Monday, Mar. 13, 2023–8:49 a.m.
-David Crowder, WRGA News-
Georgia gas prices are headed back up.
Georgia drivers are now paying an average price of $3.26 per gallon for regular unleaded gasoline, which is 12 cents more than a week ago. That’s also 1 cent more than a month ago, and $1.03 less than this time last year.
It now costs $48.90 to fill a 15-gallon tank of regular gasoline. Drivers are now paying $1.00 less to fill up at the pump compared to a year ago.
Local averages Monday morning were $3.22 in Floyd County, $3.25 in Bartow County, $3.21 in Gordon County, $3.21 in Chattooga County, and $3.19 in Polk County.
“Georgians experienced unwelcomed spikes at the pumps this weekend,” said Montrae Waiters, AAA-The Auto Club Group spokeswoman. “Less expensive oil and fewer people fueling usually indicates lower pump prices. However, there is some upward pricing pressure now due to the switch to summer blend gasoline, which may add about five to ten cents per gallon. But if demand and oil costs remain low, this recent price bounce may fade.”
Gas Prices Surge Higher, but for How Long?

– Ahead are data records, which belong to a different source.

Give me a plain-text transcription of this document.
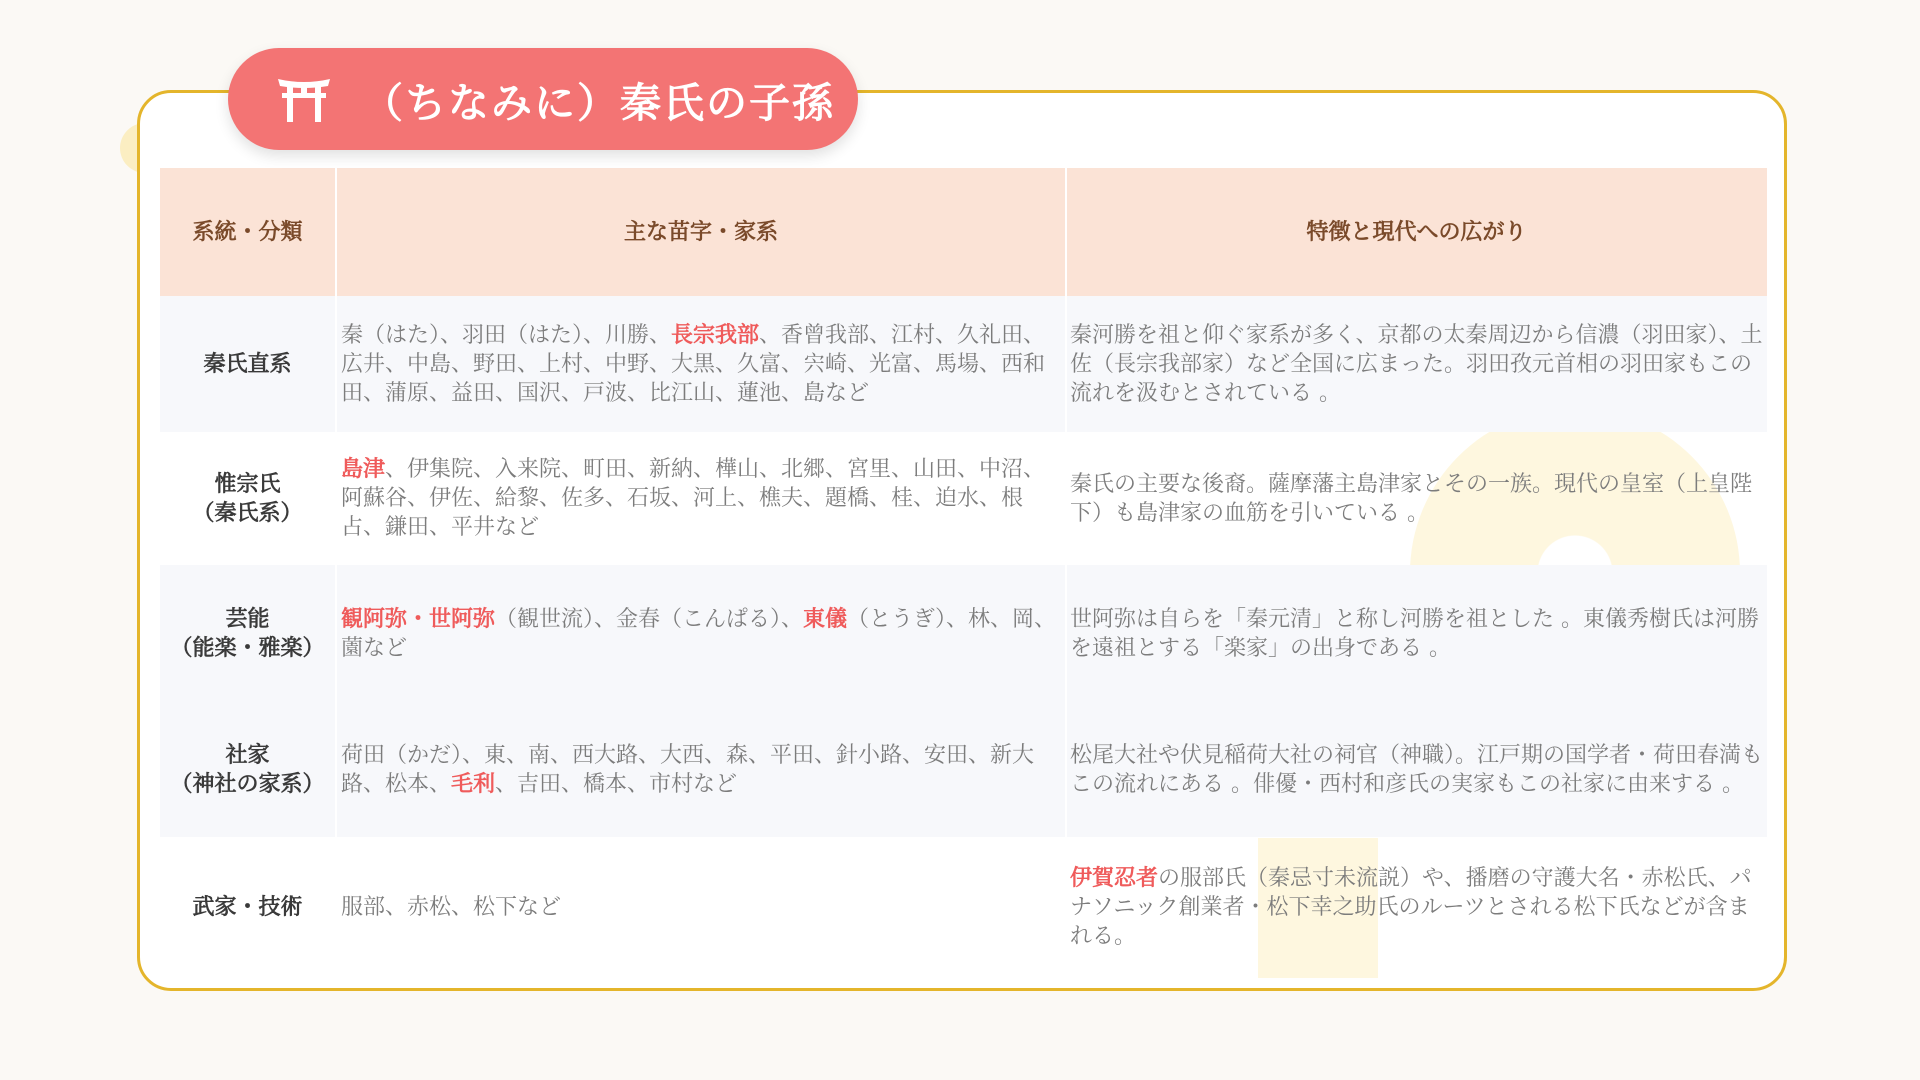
系統・分類	主な苗字・家系	特徴と現代への広がり
秦氏直系
秦（はた）、羽田（はた）、川勝、長宗我部、香曾我部、江村、久礼田、広井、中島、野田、上村、中野、大黒、久富、宍崎、光富、馬場、西和田、蒲原、益田、国沢、戸波、比江山、蓮池、島など
秦河勝を祖と仰ぐ家系が多く、京都の太秦周辺から信濃（羽田家）、土佐（長宗我部家）など全国に広まった。羽田孜元首相の羽田家もこの流れを汲むとされている 。
惟宗氏
（秦氏系）
島津、伊集院、入来院、町田、新納、樺山、北郷、宮里、山田、中沼、阿蘇谷、伊佐、給黎、佐多、石坂、河上、樵夫、題橋、桂、迫水、根占、鎌田、平井など
秦氏の主要な後裔。薩摩藩主島津家とその一族。現代の皇室（上皇陛下）も島津家の血筋を引いている 。
芸能
（能楽・雅楽）
観阿弥・世阿弥（観世流）、金春（こんぱる）、東儀（とうぎ）、林、岡、薗など
世阿弥は自らを「秦元清」と称し河勝を祖とした 。東儀秀樹氏は河勝を遠祖とする「楽家」の出身である 。
社家
（神社の家系）
荷田（かだ）、東、南、西大路、大西、森、平田、針小路、安田、新大路、松本、毛利、吉田、橋本、市村など
松尾大社や伏見稲荷大社の祠官（神職）。江戸期の国学者・荷田春満もこの流れにある 。俳優・西村和彦氏の実家もこの社家に由来する 。
武家・技術 服部、赤松、松下など
伊賀忍者の服部氏（秦忌寸未流説）や、播磨の守護大名・赤松氏、パナソニック創業者・松下幸之助氏のルーツとされる松下氏などが含まれる。
（ちなみに）秦氏の子孫
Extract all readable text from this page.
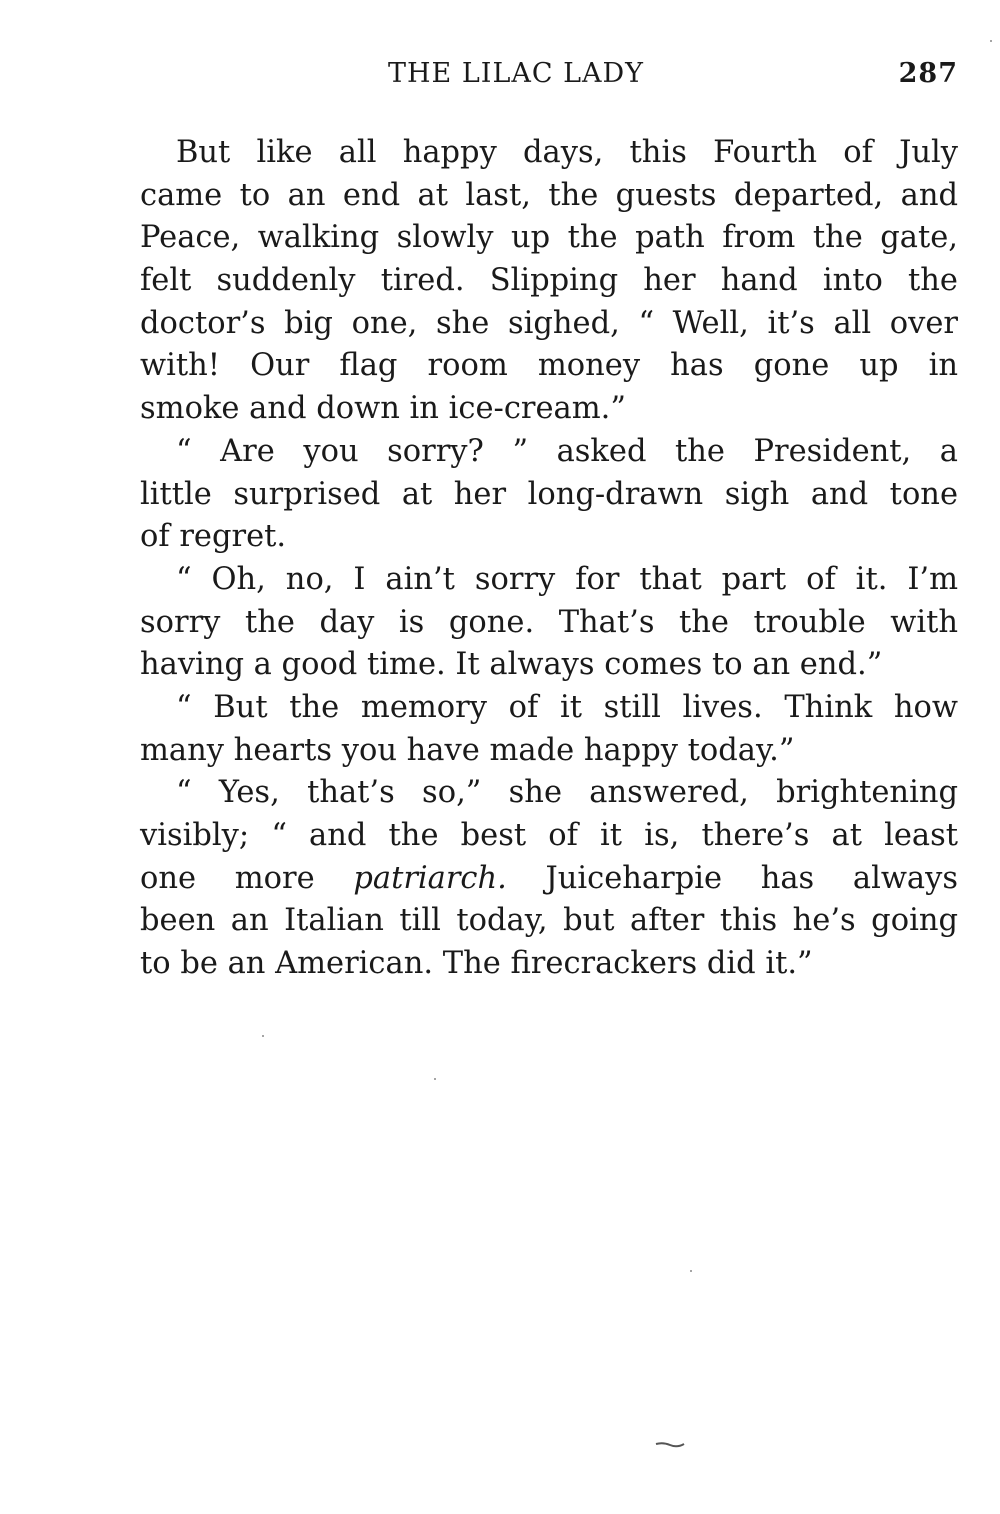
THE LILAC LADY	287
But like all happy days, this Fourth of July
came to an end at last, the guests departed, and
Peace, walking slowly up the path from the gate,
felt suddenly tired. Slipping her hand into the
doctor’s big one, she sighed, “ Well, it’s all over
with! Our flag room money has gone up in
smoke and down in ice-cream.”
“ Are you sorry? ” asked the President, a
little surprised at her long-drawn sigh and tone
of regret.
“ Oh, no, I ain’t sorry for that part of it. I’m
sorry the day is gone. That’s the trouble with
having a good time. It always comes to an end.”
“ But the memory of it still lives. Think how
many hearts you have made happy today.”
“ Yes, that’s so,” she answered, brightening
visibly; “ and the best of it is, there’s at least
one more patriarch. Juiceharpie has always
been an Italian till today, but after this he’s going
to be an American. The firecrackers did it.”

Since last Monday, the national average for a gallon of regular gasoline has increased by 7 cents to $3.47 (subject to change overnight). However, this price pop could be short-lived, as demand and the global cost of oil have fallen recently. According to data from the Energy Information Administration (EIA), gas demand declined from 9.11 million to 8.56 million barrels a day last week. Meanwhile, total domestic gasoline stocks decreased by 1.1 million barrels to 238.1 million barrels. Although gas demand has declined, fluctuating oil prices have increased pump prices amid tighter supply.
Oil Market Dynamics
At the close of Wednesday’s formal trading session, WTI decreased by 92 cents to settle at $76.66. Crude prices decreased yesterday due to weaker domestic oil demand expectations for 2023 after the Chair of the U.S. Federal Reserve indicated that additional interest rate increases are likely. The market is concerned that rising interest rates could tip the U.S. economy into a recession, which would lower oil demand amid reduced economic activity. Additionally, the EIA reported that total domestic commercial crude inventories decreased by 1.7 million barrels to 478.5 million barrels.